We are a Twenty-second Amendment nation

Only 26 percent of Americans would vote for President Obama if he were eligible for a third term, the Monmouth University Institute Poll announces. Some 68 percent say they would vote for somebody else. Only 53 percent of Democrats would vote for him and only 23 percent of independents and (who are these people?) 5 percent of Republicans. “I think if I ran, I could win,” Obama said on his trip to Ethiopia. Not so, say the respondents in the Monmouth poll.

However, conservatives would be unwise to take this as a massive repudiation of the president and his policies. The same poll gives Obama 45 percent job approval, his average level in current polling. I think what we are seeing here is that, once again, we are a Twenty-second Amendment nation. That’s the constitutional amendment, ratified in 1951, which limits presidents to two terms in office (or two terms and just short of half of another for those who succeed to the office on the death or resignation of the incumbent).

Some saw the passage of the amendment as a mean-spirited posthumous swipe at Franklin Roosevelt, who was elected to a third term in 1940 and a fourth term in 1944. I think that’s a bum rap. To be sure, there is plenty of evidence that Roosevelt was plotting to seek a third term even while denying that up until he was nominated at the Democratic National Convention in July 1940, as I argue in my book Our Country: The Shaping of America from Roosevelt to Reagan. And one might dismiss Roosevelt’s private statements after he won in November that the third term was terrible.

But Roosevelt had a good excuse to run, one which proved persuasive to 55 percent of voters even against a very attractive and politically shrewd Republican nominee, Wendell Willkie. After the fall of France in June 1940, Hitler and Staling were allies in command of or threatening to control, with their allies Italy and Japan, most of the landmass of Eurasia. In the West only Britain was resisting, with uncertain prospects; in Asia, China was reeling under Japanese attack. The world was as close as it has ever come to the dystopic described in George Orwell’s 1984.

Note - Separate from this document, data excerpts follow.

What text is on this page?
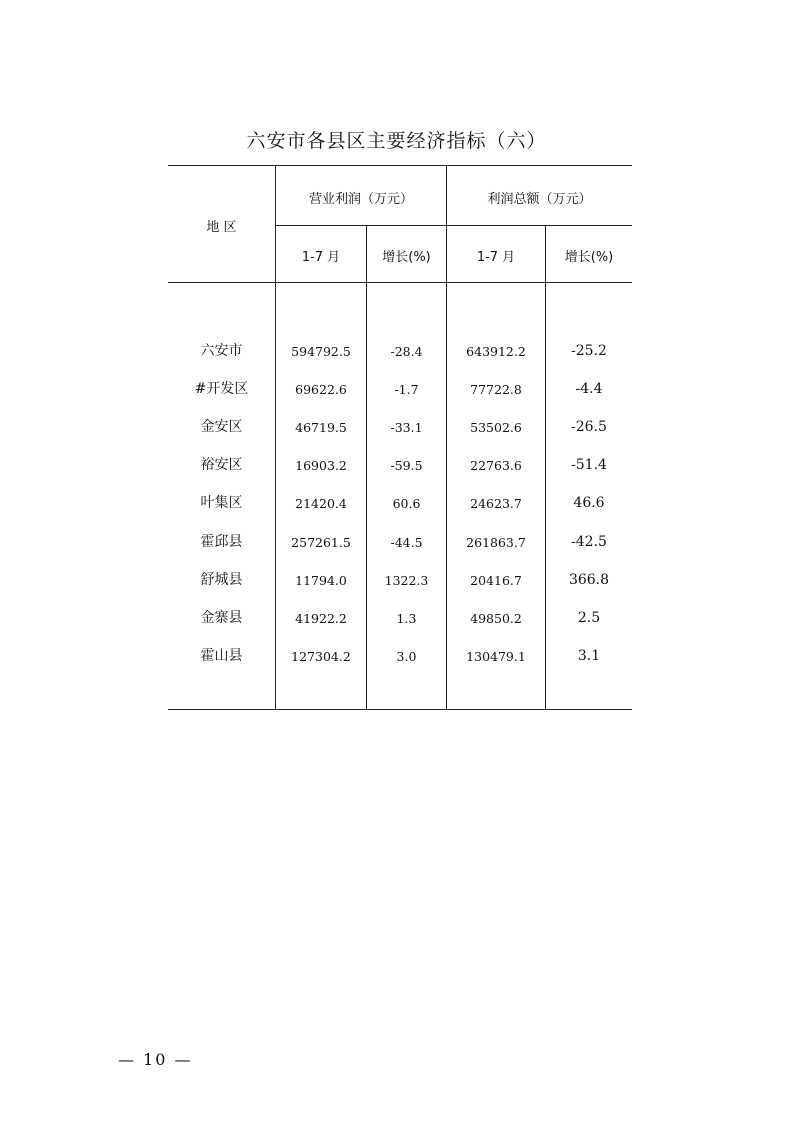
六安市各县区主要经济指标（六）
地 区
营业利润（万元）	利润总额（万元）
1-7 月	增长(%)	1-7 月	增长(%)
六安市	594792.5	-28.4	643912.2	-25.2
#开发区	69622.6	-1.7	77722.8	-4.4
金安区	46719.5	-33.1	53502.6	-26.5
裕安区	16903.2	-59.5	22763.6	-51.4
叶集区	21420.4	60.6	24623.7	46.6
霍邱县	257261.5	-44.5	261863.7	-42.5
舒城县	11794.0	1322.3	20416.7	366.8
金寨县	41922.2	1.3	49850.2	2.5
霍山县	127304.2	3.0	130479.1	3.1
— 10 —
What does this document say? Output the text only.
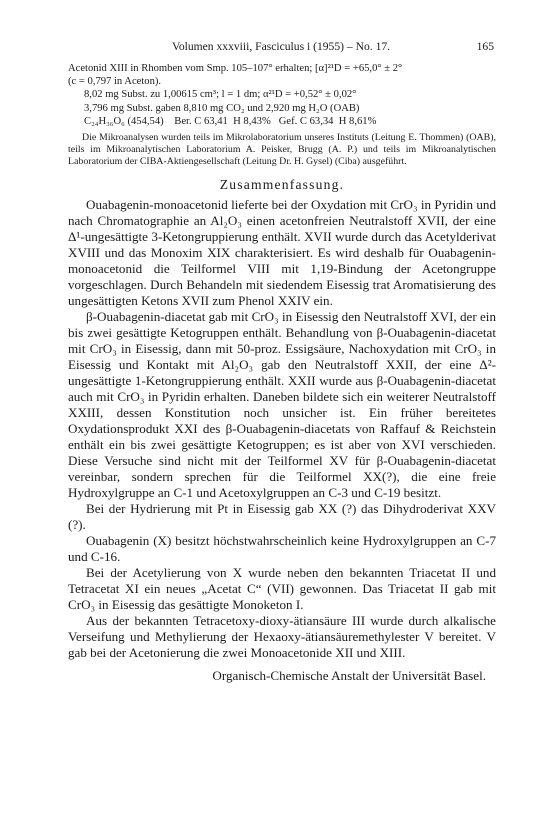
Volumen xxxviii, Fasciculus i (1955) – No. 17.	165

Acetonid XIII in Rhomben vom Smp. 105–107° erhalten; [α]²¹D = +65,0° ± 2°

(c = 0,797 in Aceton).

8,02 mg Subst. zu 1,00615 cm³; l = 1 dm; α²¹D = +0,52° ± 0,02°

3,796 mg Subst. gaben 8,810 mg CO₂ und 2,920 mg H₂O (OAB)

C₂₄H₃₆O₆ (454,54)    Ber. C 63,41  H 8,43%   Gef. C 63,34  H 8,61%

Die Mikroanalysen wurden teils im Mikrolaboratorium unseres Instituts (Leitung E. Thommen) (OAB), teils im Mikroanalytischen Laboratorium A. Peisker, Brugg (A. P.) und teils im Mikroanalytischen Laboratorium der CIBA-Aktiengesellschaft (Leitung Dr. H. Gysel) (Ciba) ausgeführt.

Zusammenfassung.

Ouabagenin-monoacetonid lieferte bei der Oxydation mit CrO₃ in Pyridin und nach Chromatographie an Al₂O₃ einen acetonfreien Neutralstoff XVII, der eine Δ¹-ungesättigte 3-Ketongruppierung enthält. XVII wurde durch das Acetylderivat XVIII und das Monoxim XIX charakterisiert. Es wird deshalb für Ouabagenin-monoacetonid die Teilformel VIII mit 1,19-Bindung der Acetongruppe vorgeschlagen. Durch Behandeln mit siedendem Eisessig trat Aromatisierung des ungesättigten Ketons XVII zum Phenol XXIV ein.

β-Ouabagenin-diacetat gab mit CrO₃ in Eisessig den Neutralstoff XVI, der ein bis zwei gesättigte Ketogruppen enthält. Behandlung von β-Ouabagenin-diacetat mit CrO₃ in Eisessig, dann mit 50-proz. Essigsäure, Nachoxydation mit CrO₃ in Eisessig und Kontakt mit Al₂O₃ gab den Neutralstoff XXII, der eine Δ²-ungesättigte 1-Ketongruppierung enthält. XXII wurde aus β-Ouabagenin-diacetat auch mit CrO₃ in Pyridin erhalten. Daneben bildete sich ein weiterer Neutralstoff XXIII, dessen Konstitution noch unsicher ist. Ein früher bereitetes Oxydationsprodukt XXI des β-Ouabagenin-diacetats von Raffauf & Reichstein enthält ein bis zwei gesättigte Ketogruppen; es ist aber von XVI verschieden. Diese Versuche sind nicht mit der Teilformel XV für β-Ouabagenin-diacetat vereinbar, sondern sprechen für die Teilformel XX(?), die eine freie Hydroxylgruppe an C-1 und Acetoxylgruppen an C-3 und C-19 besitzt.

Bei der Hydrierung mit Pt in Eisessig gab XX (?) das Dihydroderivat XXV (?).

Ouabagenin (X) besitzt höchstwahrscheinlich keine Hydroxylgruppen an C-7 und C-16.

Bei der Acetylierung von X wurde neben den bekannten Triacetat II und Tetracetat XI ein neues „Acetat C“ (VII) gewonnen. Das Triacetat II gab mit CrO₃ in Eisessig das gesättigte Monoketon I.

Aus der bekannten Tetracetoxy-dioxy-ätiansäure III wurde durch alkalische Verseifung und Methylierung der Hexaoxy-ätiansäuremethylester V bereitet. V gab bei der Acetonierung die zwei Monoacetonide XII und XIII.

Organisch-Chemische Anstalt der Universität Basel.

In those circumstances Americans wanted a president of seasoned experience and demonstrated capacity to retain his nerve in crisis. Whatever else you may think of Franklin Roosevelt, he was such a person. No one else in American politics was. And in the next five he demonstrated that he was a brilliant war leader and commander in chief.

But Americans still regarded (as Roosevelt professed he did in private conversation) third terms as a bad idea. The Twenty-second Amendment could not have passed Congress and been ratified by three-quarters of the states without support for Franklin Roosevelt’s fellow Democrats. Mean-spirited Republicans didn’t have the votes.

Interestingly, in its 64 years of existence the Amendment has bound just six presidents, and four were Republicans — Dwight Eisenhower, Richard Nixon (who having been elected twice could not have run again even though he did not serve out his second term), Ronald Reagan and George W. Bush. So far as I know, none ever mused publicly or privately about running for a third term. It also bound two Democrats, both of whom have done so — Bill Clinton and Barack Obama. Clinton had some reason to do so: his second-term job approval was often well above 50 percent. My own view is that voters rallied to him during the impeachment debate out of Twenty-second Amendment principle: he had been elected to two terms and he was entitled to serve them out. Nevertheless, if it had been constitutionally permissible for Clinton to have run in 2000, I think (but cannot prove) he would not have been elected.

About Obama, there can be little doubt, given the Monmouth poll. Obama’s recent musing that he could win a third term was, I hope, just idle chatter; if he really believes that, he is delusional.

When George Washington decided to retire from office rather than seek a second term (to which he surely would have been elected unanimously), he hoped to be setting a precedent that would last hundreds of years. He didn’t do that, quite: Franklin Roosevelt broke precedent, in highly unusual and exigent circumstances, 144 years later. But the American people through the constitutional process decided that that would be the one and only exception. We are a Twenty-Second Amendment nation, as George Washington hoped we would be.